If its home versions, the fix there is to bring up regedit, navigate to “HKLM|System|CurrentControlSet|Control|Lsa”, create a new DWORD value called “LmCompatibilityLevel“, force it to decimal instead of the default hex value, and set it to “1”.   If its the enterprise version, navigate to the same key, which already exists, and change the value from “3” to “1”.  Once the key/hive is saved, everything works just fine.

In enterprise versions, this should also work :

  • Run “secpol.msc” from Start|Run
  • Navigate to “Security Settings”, “Local Policy”, “Security Options”, and the item is “Network Security : LAN Manager Authentication Level” key
  • Set that to  “Send LM & NTLM Responses”

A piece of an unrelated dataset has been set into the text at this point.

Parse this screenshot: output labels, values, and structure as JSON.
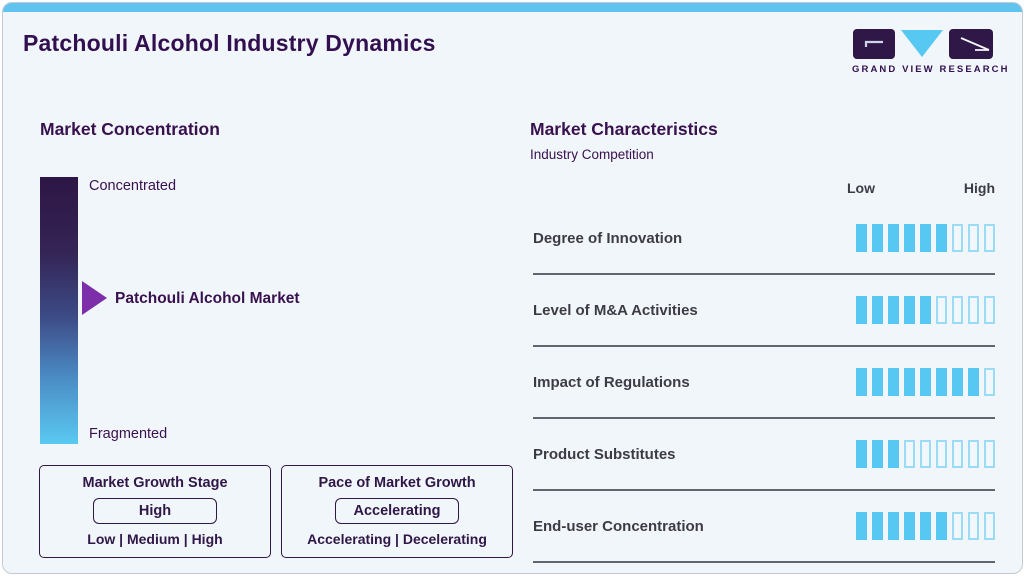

After posting this, found two great links that show better than I did : http://wiki.digitus.de/en/LM_%26_NTLM and http://www.groupes.polymtl.ca/gchit/?page_id=238

April 20, 2014

April 20, 2014 – 8:46 pm

After changing NAS devices some time ago, I realized I have no updated my iTunes library in quite a long time.  My drive name has changed, as have the sub folders – so it wasn’t possible to simply mount my new NAS in the old location.  This screwed up iTunes, because it can’t find anything at all.   After much searching, and finding many people with similar questions – I found a site (http://samsoft.org.uk/iTunes/scripts.asp#FindTracks) where a generous individual has shared some nice scripts that help with changing locations, among other things.  It will automatically swap an old location with the right location if there is only one suggested match.  But if there are multiple possible matches – the program pauses and asks for input (which to choose).  With more than 35k songs in my library, this is a long running script.  It has been running for 4 days so far, and due to the pauses each time it can’t make a suggestion, and the fact that I’m not in front of my PC on a 24×7 basis – this is gonna take a while.  But so far it looks very promising.

April 15, 2014

April 15, 2014 – 8:01 pm

Received my new “MagicJackPlus 2014” (MJP) upgrade kit for my gen-1 original Magic Jack.  I no longer need to have a dedicated laptop in my office for this purpose, which enables that laptop to do more work now.  The MagicJackPlus-2014 is a much bigger device, with two USB ports in it – almost like it would be an expansion hub if it was plugged into a laptop like I used to do … or if it were to be used to wireless enable the MJP like it says on the box but doesn’t include.  Either way, after setting it up, and walking through the “upgrade” process with the onscreen menu’s, I found I could make outbound calls, but could not receive inbound calls – instead I just got the default “join MJ” type of message.  I went to their website, used the LiveChat option, and in less than 5 mins, the tech had me plugging it back into my laptop, doing a “reset” on the device, and everything was good.  Great customer service, great product, works fantastic.   Mine is hardwired into my office switch, and just works great.

Note : since this is a DHCP type appliance, it required me setting up a DHCP lease reservation, based on MAC address, in order to force the device to use the IP that I wanted.   Setting that up in a new pool on my /etc/dhcpd.conf file took care of that for me.